The recently published and widely debated Singapore population white paper highlights the key demographic, infrastructure and economic challenges facing Singapore over the next 20-30 years. Specifically, it tries to balance Singapore’s tricky demographic and infrastructure equation, which is to balance Singapore’s persistent low birth rate and thus the need for immigration flows with recent public concerns about rising number of foreigners and overcrowding of Singapore’s public infrastructure. In order to achieve this balancing act, the government has plans to expand its public infrastructure to cater for population projections of 5.8-6.0mn and 6.5-6.9mn people by 2020 and 2030 respectively. On transport infrastructure, Singapore’s MRT network would be further expanded and its total length doubled to around 360 km by 2030. On the housing front, enough land has been side aside to build an additional 700,000 homes from today and more homes could be built in the longer term if the need arises.

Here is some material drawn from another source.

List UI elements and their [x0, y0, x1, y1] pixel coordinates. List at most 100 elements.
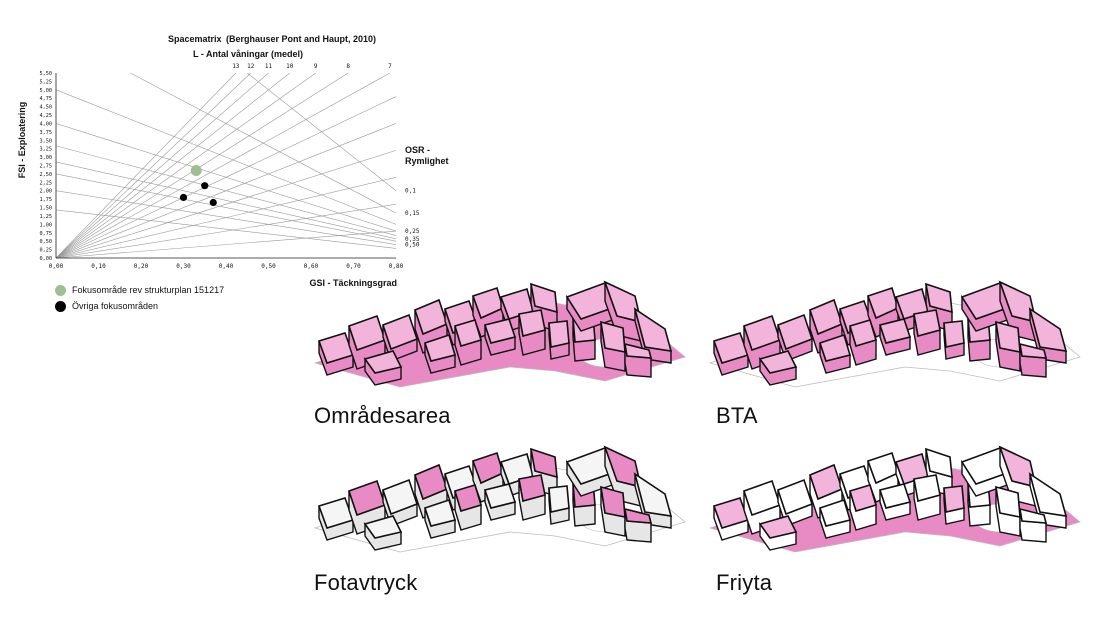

While the population projection of 6.5-6.9mn people looks large compared to current population of 5.3mn, it nevertheless represents a slower population growth rate of 1.1-1.5% per annum from now till 2030, much slower than the average population growth rate of 2.5% per annum that we have experienced from 1980-2010. As a result of this slowdown in population growth, the Singapore government also expects Singapore economic growth rate to slow to an average of 3-4% per annum from now till 2020 and 2-3% per annum from 2020 to 2030.


We expect the implications of the population white paper on Singapore real estate sector to be most keenly felt in the industrial and residential property segments. For the industrial property segment, the expected slowdown in population growth rate likely means that current tight immigration and foreign labour policies would likely continue going forward. Labour cost inflation would thus likely remain heightened going forward, which would significantly hit the labour intensive manufacturing sector. In fact, many labour intensive manufacturing industries (such as the food manufacturing industry) have recently been voicing their concerns about the labour implications of the population white paper to the Singapore government.  


Tight labour conditions, coupled with the expected slowdown in economic growth and current high industrial property prices and rentals in Singapore, mean that the recent trend of manufacturing firms relocating to other lower cost locations such as Iskandar Malaysia would likely continue. In addition, given the shortage of land in Singapore and the white paper’s projection of potentially a larger population by 2030, it would seem logically to think that land in Singapore should increasingly be allocated towards higher value-added activities such as for commercial or residential purposes rather than for industrial purposes. Thus, such relocation of manufacturing and industrial firms to other low cost locations may be inevitable although it definitely does not bode well for industrial property demand in Singapore.


As for the implications of the white paper on Singapore residential property segment, if we use the mid point of the government’s 2030 population projection, Singapore’s population could potentially increase 26% from 5.3 million people currently to 6.7 million people by 2030. However, the government has also side aside enough land for an additional 700,000 homes, which means the total stock of Singapore housing could potentially increase 58% from 1.2 million units currently to 1.9 million units by 2030. Even if we factor in the demolition of an estimated 200,000 units of housing that would be older than 30 years by 2030, the potential net increase of an additional 500,000 homes would see Singapore housing stock increasing 42% by 2030.


Given that the potential increase in housing would likely outstrip potential population growth, the white paper has thus brought some concerns about potential oversupply of residential property in Singapore by 2030. While much has been highlighted about the expected near-term ramp up of residential property supply to over 30,000 units and 40,000 units in 2013 and 2014 respectively, the potential addition of 700,000 homes by 2030 would mean that average supply of residential property would likely remain heightened at around 40,000 units per year till 2030. Although this could result in some potential oversupply of residential property units by 2030 (if the total 700,000 additional homes are built), it could on the other hand prevent a repeat of inadequate housing supply that we witness over the last decade.


And lastly, the trends of rising housing supply and expansion of MRT network would also mean more homes been built around MRT stations going forward. Thus, with more homes near MRT stations in the future, residential units that are situated far away from MRT stations may find themselves at a pricing disadvantage.